Paul Wilmes (Uni.Lu) zeigt die Situation in Luxemburgs Schulen, die in dem Bericht untersucht wurde, anhand einer Grafik.
Vor allem während der ersten Welle, zum Beispiel während der Woche vom 23. März, waren Kinder und Jugendliche im Vergleich zum Rest der Gesellschaft nur sehr wenig betroffen. Rund 40 von 100.000 Minderjährigen wurden positiv getestet.
Bei der zweiten Welle sieht es in Luxemburg allerdings anders aus - hier liegen die Zahlen der positiv getesteten Kinder und Jugendlichen in etwa so hoch, wie im Rest der Gesellschaft. Etwa 100 von 100.000 Minderjährigen wurden in diesem Zeitraum positiv getestet. Hier fanden die Übertragungen jedoch vor allem zu Hause statt.

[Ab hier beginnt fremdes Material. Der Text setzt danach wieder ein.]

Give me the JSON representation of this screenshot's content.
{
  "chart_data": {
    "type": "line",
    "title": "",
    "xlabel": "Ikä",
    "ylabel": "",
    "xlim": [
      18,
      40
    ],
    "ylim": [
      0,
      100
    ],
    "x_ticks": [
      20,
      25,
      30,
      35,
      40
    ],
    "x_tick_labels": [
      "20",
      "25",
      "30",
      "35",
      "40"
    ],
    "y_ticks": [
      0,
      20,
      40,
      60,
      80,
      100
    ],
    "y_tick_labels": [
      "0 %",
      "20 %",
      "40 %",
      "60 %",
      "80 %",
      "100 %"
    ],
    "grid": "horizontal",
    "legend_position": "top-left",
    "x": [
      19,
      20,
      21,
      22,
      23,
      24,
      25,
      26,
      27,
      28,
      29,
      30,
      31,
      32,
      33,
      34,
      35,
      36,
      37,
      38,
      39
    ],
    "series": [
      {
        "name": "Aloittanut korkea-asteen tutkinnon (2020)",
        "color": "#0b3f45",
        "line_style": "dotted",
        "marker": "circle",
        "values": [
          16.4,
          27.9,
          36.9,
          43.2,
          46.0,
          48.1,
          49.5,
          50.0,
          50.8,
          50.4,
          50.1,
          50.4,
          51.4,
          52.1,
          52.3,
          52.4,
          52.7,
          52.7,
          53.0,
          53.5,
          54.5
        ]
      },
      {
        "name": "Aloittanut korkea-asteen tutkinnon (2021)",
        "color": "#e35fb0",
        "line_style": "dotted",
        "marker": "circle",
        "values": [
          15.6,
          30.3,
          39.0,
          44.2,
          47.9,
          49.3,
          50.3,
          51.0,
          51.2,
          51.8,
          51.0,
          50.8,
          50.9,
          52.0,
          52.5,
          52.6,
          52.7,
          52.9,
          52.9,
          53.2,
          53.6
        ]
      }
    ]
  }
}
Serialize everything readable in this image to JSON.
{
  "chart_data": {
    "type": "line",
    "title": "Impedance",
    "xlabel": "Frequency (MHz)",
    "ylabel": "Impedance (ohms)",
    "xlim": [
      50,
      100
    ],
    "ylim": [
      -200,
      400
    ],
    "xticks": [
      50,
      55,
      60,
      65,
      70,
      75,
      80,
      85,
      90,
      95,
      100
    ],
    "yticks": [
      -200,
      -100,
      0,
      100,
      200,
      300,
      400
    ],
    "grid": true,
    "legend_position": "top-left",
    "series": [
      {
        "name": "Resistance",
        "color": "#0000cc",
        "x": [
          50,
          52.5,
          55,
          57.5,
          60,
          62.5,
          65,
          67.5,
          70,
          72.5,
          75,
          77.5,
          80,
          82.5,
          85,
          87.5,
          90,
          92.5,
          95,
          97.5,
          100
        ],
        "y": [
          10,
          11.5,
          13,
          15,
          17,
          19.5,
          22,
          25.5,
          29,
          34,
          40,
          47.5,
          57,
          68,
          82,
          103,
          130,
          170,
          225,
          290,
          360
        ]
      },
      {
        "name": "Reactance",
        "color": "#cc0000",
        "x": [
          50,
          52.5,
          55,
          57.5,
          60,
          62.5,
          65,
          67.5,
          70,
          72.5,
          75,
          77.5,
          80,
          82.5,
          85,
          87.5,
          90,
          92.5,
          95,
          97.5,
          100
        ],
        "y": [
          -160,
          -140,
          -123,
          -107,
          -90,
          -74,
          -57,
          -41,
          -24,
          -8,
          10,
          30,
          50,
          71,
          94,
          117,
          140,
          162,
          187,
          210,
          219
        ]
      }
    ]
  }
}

Die Unterschiede zwischen der ersten und der zweiten Welle liegen laut Bildungsminister Claude Meisch vor allem daran,
dass während der ersten Welle vor allem noch symptomatisch getestet wurde. Da Kinder und Jugendliche seltener Symptome zeigen, seien diese wohl nicht so systematisch erfasst worden, wie bei den Large Scale Tests während der zweiten Welle.
Lehrerinnen und Lehrer waren in etwa so stark betroffen, wie Arbeitnehmer in anderen Sparten auch. Grundschulkinder infizieren sich seltener als Schüler in der Sekundarschule.